Four Players the Wild Could Trade Away to Create Cap Space

Photo: Rick Olson - Minnesota Hockey Magazine

The Minnesota Wild are one of the most cap-strapped team in the NHL and we all know why. They have $14.6 million in salary cap dollars committed to two guys, Zach Parise and Ryan Suter, who no longer play for their teams.

But Bill Guerin cannot reclaim any of the cap space that’s already been set aside for Parise and Suter’s old contracts. If the Wild general manager wants to make any moves this offseason, he will have to turn a blind eye to what is already done and, instead, look at players on the active roster who can be bought out or traded to create more space.

For the purposes of this blog, we are going to assume these players can be traded without the Wild retaining salary. In reality, there’s no point in Guerin making cap-clearing deals if he has to pay a bunch of outgoing salary to get them done.

Alex Goligoski (D) – 1 Year ($2 million)

Trading Alex Goligoski seems like the only no-brainer on this list. He was scratched more often last season, than he was active. While it’s nice to have an able veteran available in the press box, the Wild cannot afford such luxuries.

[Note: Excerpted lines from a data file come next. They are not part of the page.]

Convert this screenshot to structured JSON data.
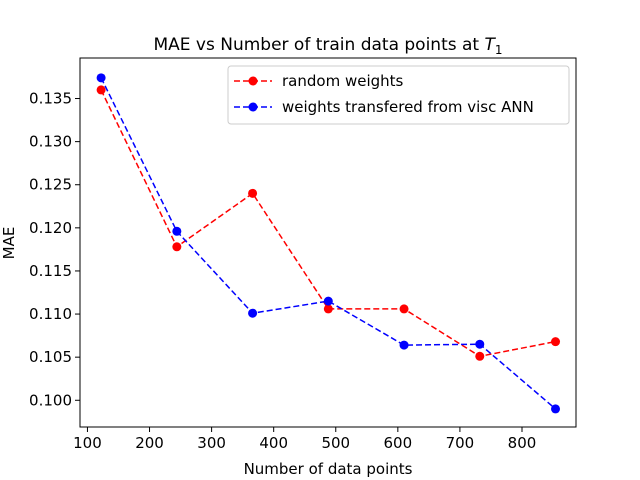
{
  "chart_data": {
    "type": "line",
    "title": "MAE vs Number of train data points at ",
    "title_math": "T",
    "title_math_sub": "1",
    "xlabel": "Number of data points",
    "ylabel": "MAE",
    "xlim": [
      88,
      887
    ],
    "ylim": [
      0.0969,
      0.1397
    ],
    "xticks": [
      100,
      200,
      300,
      400,
      500,
      600,
      700,
      800
    ],
    "xtick_labels": [
      "100",
      "200",
      "300",
      "400",
      "500",
      "600",
      "700",
      "800"
    ],
    "yticks": [
      0.1,
      0.105,
      0.11,
      0.115,
      0.12,
      0.125,
      0.13,
      0.135
    ],
    "ytick_labels": [
      "0.100",
      "0.105",
      "0.110",
      "0.115",
      "0.120",
      "0.125",
      "0.130",
      "0.135"
    ],
    "grid": false,
    "legend_position": "top-right",
    "series": [
      {
        "name": "random weights",
        "color": "#ff0000",
        "linestyle": "dashed",
        "marker": "circle",
        "x": [
          122,
          244,
          366,
          488,
          610,
          732,
          854
        ],
        "y": [
          0.136,
          0.1178,
          0.124,
          0.1106,
          0.1106,
          0.1051,
          0.1068
        ]
      },
      {
        "name": "weights transfered from visc ANN",
        "color": "#0000ff",
        "linestyle": "dashed",
        "marker": "circle",
        "x": [
          122,
          244,
          366,
          488,
          610,
          732,
          854
        ],
        "y": [
          0.1374,
          0.1196,
          0.1101,
          0.1115,
          0.1064,
          0.1065,
          0.099
        ]
      }
    ]
  }
}
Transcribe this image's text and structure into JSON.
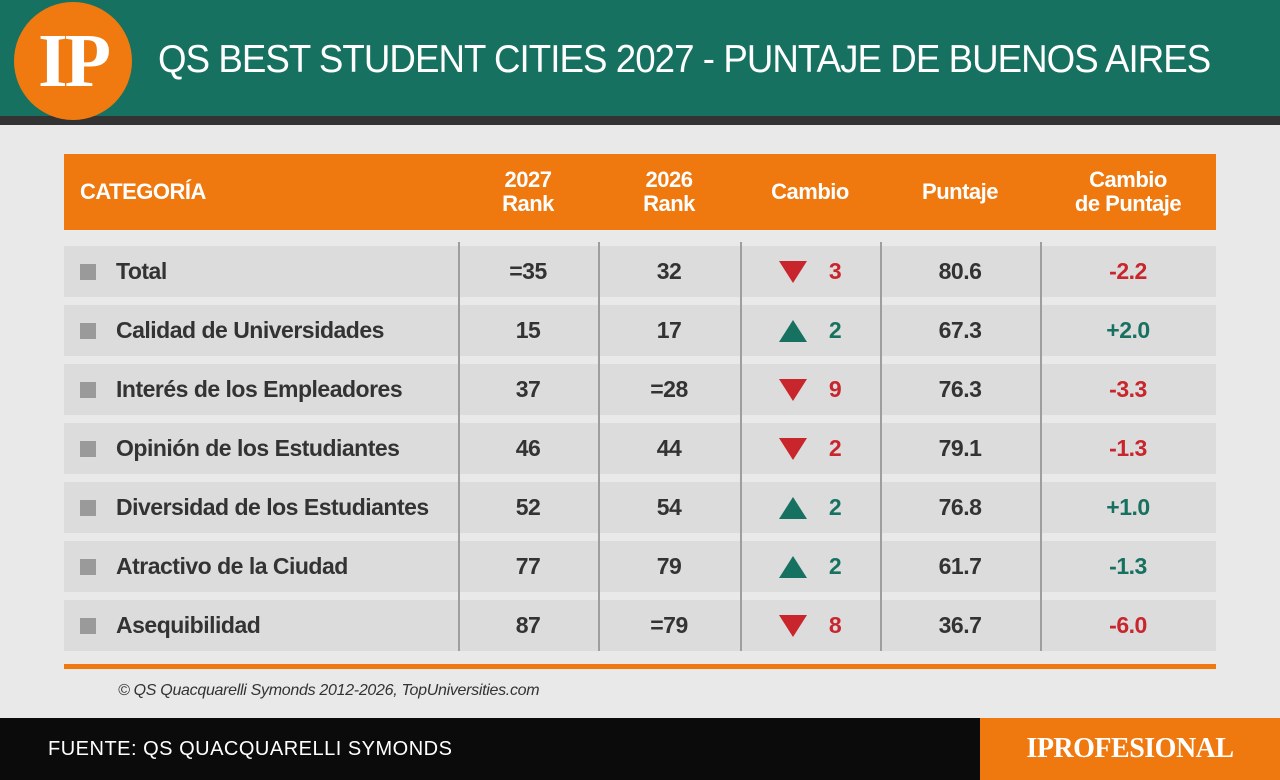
{
  "header": {
    "logo": "IP",
    "title": "QS BEST STUDENT CITIES 2027 - PUNTAJE DE BUENOS AIRES"
  },
  "columns": {
    "category": "CATEGORÍA",
    "rank2027": "2027\nRank",
    "rank2026": "2026\nRank",
    "change": "Cambio",
    "score": "Puntaje",
    "score_change": "Cambio\nde Puntaje"
  },
  "colors": {
    "down": "#c8252c",
    "up": "#177160",
    "accent": "#ef780f",
    "band": "#177160"
  },
  "rows": [
    {
      "category": "Total",
      "rank2027": "=35",
      "rank2026": "32",
      "direction": "down",
      "change": "3",
      "score": "80.6",
      "score_change": "-2.2",
      "score_change_color": "#c8252c"
    },
    {
      "category": "Calidad de Universidades",
      "rank2027": "15",
      "rank2026": "17",
      "direction": "up",
      "change": "2",
      "score": "67.3",
      "score_change": "+2.0",
      "score_change_color": "#177160"
    },
    {
      "category": "Interés de los Empleadores",
      "rank2027": "37",
      "rank2026": "=28",
      "direction": "down",
      "change": "9",
      "score": "76.3",
      "score_change": "-3.3",
      "score_change_color": "#c8252c"
    },
    {
      "category": "Opinión de los Estudiantes",
      "rank2027": "46",
      "rank2026": "44",
      "direction": "down",
      "change": "2",
      "score": "79.1",
      "score_change": "-1.3",
      "score_change_color": "#c8252c"
    },
    {
      "category": "Diversidad de los Estudiantes",
      "rank2027": "52",
      "rank2026": "54",
      "direction": "up",
      "change": "2",
      "score": "76.8",
      "score_change": "+1.0",
      "score_change_color": "#177160"
    },
    {
      "category": "Atractivo de la Ciudad",
      "rank2027": "77",
      "rank2026": "79",
      "direction": "up",
      "change": "2",
      "score": "61.7",
      "score_change": "-1.3",
      "score_change_color": "#177160"
    },
    {
      "category": "Asequibilidad",
      "rank2027": "87",
      "rank2026": "=79",
      "direction": "down",
      "change": "8",
      "score": "36.7",
      "score_change": "-6.0",
      "score_change_color": "#c8252c"
    }
  ],
  "copyright": "© QS Quacquarelli Symonds 2012-2026, TopUniversities.com",
  "footer": {
    "source": "FUENTE: QS QUACQUARELLI SYMONDS",
    "brand": "IPROFESIONAL"
  }
}
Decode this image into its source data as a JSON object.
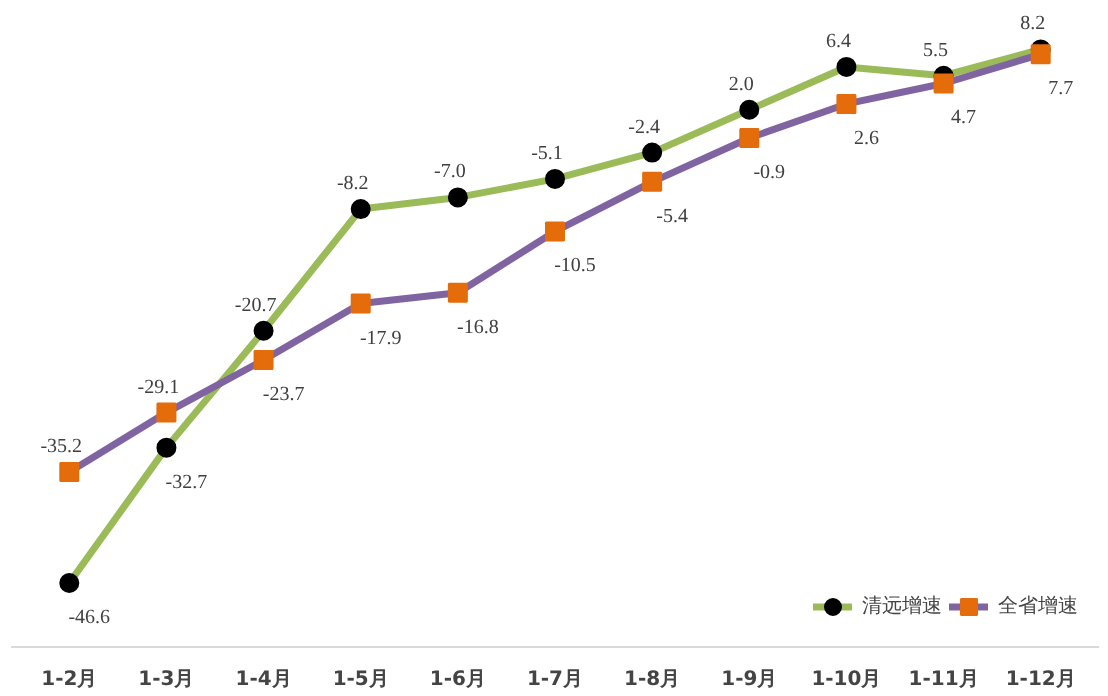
{
  "chart_data": {
    "type": "line",
    "categories": [
      "1-2月",
      "1-3月",
      "1-4月",
      "1-5月",
      "1-6月",
      "1-7月",
      "1-8月",
      "1-9月",
      "1-10月",
      "1-11月",
      "1-12月"
    ],
    "series": [
      {
        "name": "清远增速",
        "color": "#9bbb59",
        "marker": "circle",
        "values": [
          -46.6,
          -32.7,
          -20.7,
          -8.2,
          -7.0,
          -5.1,
          -2.4,
          2.0,
          6.4,
          5.5,
          8.2
        ],
        "value_labels": [
          "-46.6",
          "-32.7",
          "-20.7",
          "-8.2",
          "-7.0",
          "-5.1",
          "-2.4",
          "2.0",
          "6.4",
          "5.5",
          "8.2"
        ]
      },
      {
        "name": "全省增速",
        "color": "#8064a2",
        "marker": "square",
        "values": [
          -35.2,
          -29.1,
          -23.7,
          -17.9,
          -16.8,
          -10.5,
          -5.4,
          -0.9,
          2.6,
          4.7,
          7.7
        ],
        "value_labels": [
          "-35.2",
          "-29.1",
          "-23.7",
          "-17.9",
          "-16.8",
          "-10.5",
          "-5.4",
          "-0.9",
          "2.6",
          "4.7",
          "7.7"
        ]
      }
    ],
    "legend": "bottom right",
    "grid": false
  }
}
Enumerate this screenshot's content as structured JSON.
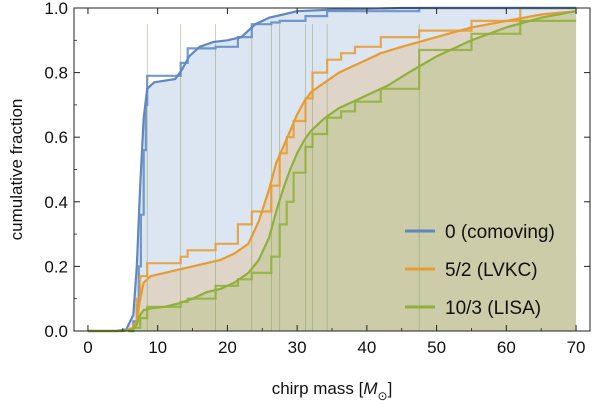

Guerin needs to move on from Goligoski. Save $2 million against the cap and let Alex finish his career on a roster where he’s active for every game. It sounds like there was some interest in Goligoski at the 2022-23 trade deadline. I’d imagine there would be even more in the offseason, when teams have fluctuating and incomplete rosters.

Mats Zuccarello (RW) – 1 Year ($6 million)

Like I said, finding more cap space gets a lot more difficult after Alex Goligoski. The biggest savings Guerin could find, on a realistic level, is Mats Zuccarello, who is going into the last year of his deal. Trading Zuccy would save up to $6 million against the cap for someone who was nearly useless when Kirill Kaprizov was injured and out of the lineup toward the end of last season.

Up until then, Zuccarello seemed like an integral part of what the Wild did offensively. He and Kirill have a type of on-ice chemistry that would be hard to duplicate. But Mats was so bad in Kaprizov’s absence, that you wonder if Kirill’s genius is the only thing keeping his hockey above par?

Is it possible that Kaprizov would be even better with someone more talented on his opposite wing? There are no indications that the Wild want to move on from Zuccarello. But if they can find a team willing to take on his entire 2023-24 salary, Guerin might be able to find a better way to spend that $6 million. Mats has a 10-team no move clause on his deal so he has some control over where the Wild would be able to trade him.

Marcus Foligno (RW) – 1 Year (3.1 million)

Just a couple of seasons ago, the Minnesota Wild’s best line had Marcus Foligno on it. He was 1/3 of the GREEF line, which had Jordan Greenway on the opposite wing and Joel Eriksson Ek at center. They were productive offensively and opponents NEVER scored while those three were on the ice.

But that all changed last season. Ek was needed on other lines and Greenway struggled mightily, before being traded at the deadline. Foligno wasn’t very good either, posting one of the most unproductive seasons in his career.

Then, in the playoffs, Foligno’s physicality became a detriment to the Wild’s ability to win. Whether fair or not, he was repeatedly called for penalties throughout the series, and got tossed out of game 5 for a questionable “kneeing” call.

Whether you side with Foligno or the refs during that series, there’s no denying the negative impact he had had. As a team leader. moving on from Foligno would be risky and could hurt the locker room. But… for $3.1 million Guerin, again, must ask himself if that money would be better spent elsewhere.

Marc-Andre Fleury (G) – 1 Year ($3.5 million)

If there is any move that might seem obvious on this list, beyond trading Goligoski, it’s moving on from Marc-Andre Fleury. It’s clear that Filip Gustavsson is the Wild’s #1 goaltender, if they are able to re-sign him this summer.

And if they do, then backup Fleury falls into the same category as press box Goligoski. A luxury, not a necessity. Having one of the best backups in the league is nice, but the Wild are poor and can probably spend some of that $3.5 million on a player who will be on the ice regularly.

Fleury and Guerin are buddies, however. And Fleury has already announced that he’s fine with taking on a backup role, behind Gustavsson. Would Guerin take salary cap space over keeping his buddy, “Flower”, in the locker room?